Some assemblies required
Unfortunately, there is a big gap between the output of a DNA synthesizer and the genome, which is several million bases long. The group had to complete a complete assembly process by assembling small parts in one cell into one large segment and then transferring it to another cell that had an overlapping large segment. "Personally, my biggest surprise was how well the assembly process worked," said Smith. "The success rate in each phase was very high, which meant we could do most of the work with standard bench techniques."
During the process, there were some places where the synthetic genome had problems – in at least one case, two major genes overlapped. But the researchers were able to optimize their version to circumvent the identified problems. The final genome also had a handful of errors that occurred during the assembly process, but none of these errors changed the three basic codes targeted.
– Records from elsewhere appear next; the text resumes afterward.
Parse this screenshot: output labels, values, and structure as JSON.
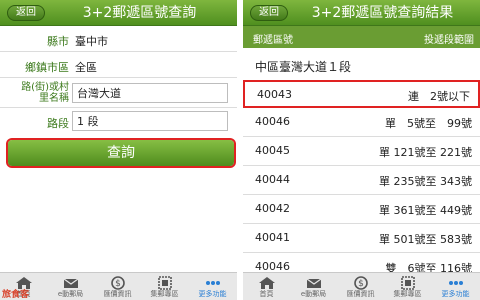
{
  "left": {
    "header": {
      "back_label": "返回",
      "title": "3+2郵遞區號查詢"
    },
    "form": {
      "city_label": "縣市",
      "city_value": "臺中市",
      "district_label": "鄉鎮市區",
      "district_value": "全區",
      "road_label": "路(街)或村里名稱",
      "road_value": "台灣大道",
      "section_label": "路段",
      "section_value": "1 段",
      "query_button": "查詢"
    },
    "tabs": [
      {
        "label": "首頁",
        "icon": "home-icon"
      },
      {
        "label": "e動郵局",
        "icon": "post-icon"
      },
      {
        "label": "匯價資訊",
        "icon": "dollar-icon"
      },
      {
        "label": "集郵專區",
        "icon": "stamp-icon"
      },
      {
        "label": "更多功能",
        "icon": "more-icon"
      }
    ],
    "watermark": "旅食客"
  },
  "right": {
    "header": {
      "back_label": "返回",
      "title": "3+2郵遞區號查詢結果"
    },
    "columns": {
      "code": "郵遞區號",
      "range": "投遞段範圍"
    },
    "road_title": "中區臺灣大道１段",
    "rows": [
      {
        "code": "40043",
        "range": "連　2號以下",
        "highlighted": true
      },
      {
        "code": "40046",
        "range": "單　5號至　99號",
        "highlighted": false
      },
      {
        "code": "40045",
        "range": "單 121號至 221號",
        "highlighted": false
      },
      {
        "code": "40044",
        "range": "單 235號至 343號",
        "highlighted": false
      },
      {
        "code": "40042",
        "range": "單 361號至 449號",
        "highlighted": false
      },
      {
        "code": "40041",
        "range": "單 501號至 583號",
        "highlighted": false
      },
      {
        "code": "40046",
        "range": "雙　6號至 116號",
        "highlighted": false
      }
    ],
    "tabs": [
      {
        "label": "首頁",
        "icon": "home-icon"
      },
      {
        "label": "e動郵局",
        "icon": "post-icon"
      },
      {
        "label": "匯價資訊",
        "icon": "dollar-icon"
      },
      {
        "label": "集郵專區",
        "icon": "stamp-icon"
      },
      {
        "label": "更多功能",
        "icon": "more-icon"
      }
    ]
  },
  "colors": {
    "brand_green": "#5a9a28",
    "highlight_red": "#e02222"
  }
}
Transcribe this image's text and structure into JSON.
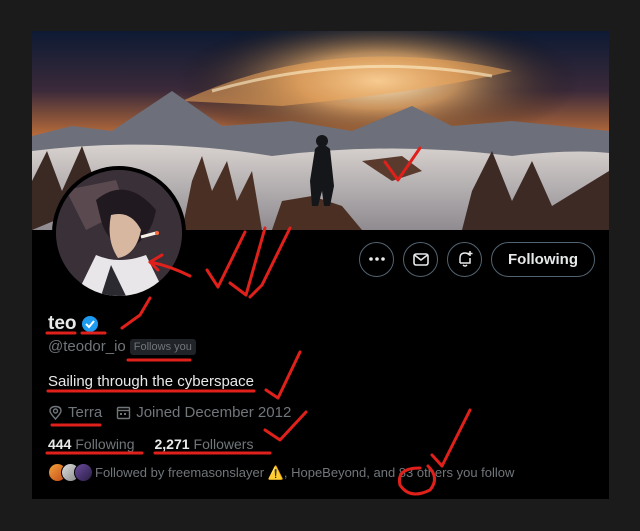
{
  "profile": {
    "name": "teo",
    "handle": "@teodor_io",
    "follows_you": "Follows you",
    "bio": "Sailing through the cyberspace",
    "location": "Terra",
    "joined": "Joined December 2012",
    "following_count": "444",
    "following_label": "Following",
    "followers_count": "2,271",
    "followers_label": "Followers",
    "followed_by": "Followed by freemasonslayer ⚠️, HopeBeyond, and 83 others you follow"
  },
  "actions": {
    "follow_label": "Following",
    "icons": [
      "more-icon",
      "message-icon",
      "notify-icon"
    ]
  },
  "colors": {
    "background": "#000000",
    "verified": "#1d9bf0",
    "annotation": "#e0201b",
    "muted_text": "#71767b"
  }
}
In the end it worked. Instead of using 61 of the 64 possible codes for amino acids, the new organism – called Syn61 – used only 59. The researchers were then able to delete the genes that normally allow E. coli to use the redirected codes. Usually, these genes are essential; In Syn61 they could easily be deleted. That does not mean the Syn61 strain is okay. it grew slower than its normal counterparts. This is probably the result of all previously described cases in which DNA sequences performed more than one function. It is possible that the strain will revert to normal growth over time.
Aside from answering basic biology questions, the Syn61 strain may ultimately be useful. There are far more amino acids than the 20 used, and many of them have interesting chemical properties. But to use them, we need additional genetic codes that can be redirected to the artificial amino acids – exactly what this new work has brought.
Nature 2019. DOI: 10.1038 / s41586-019- 1192-5 (About DOIs).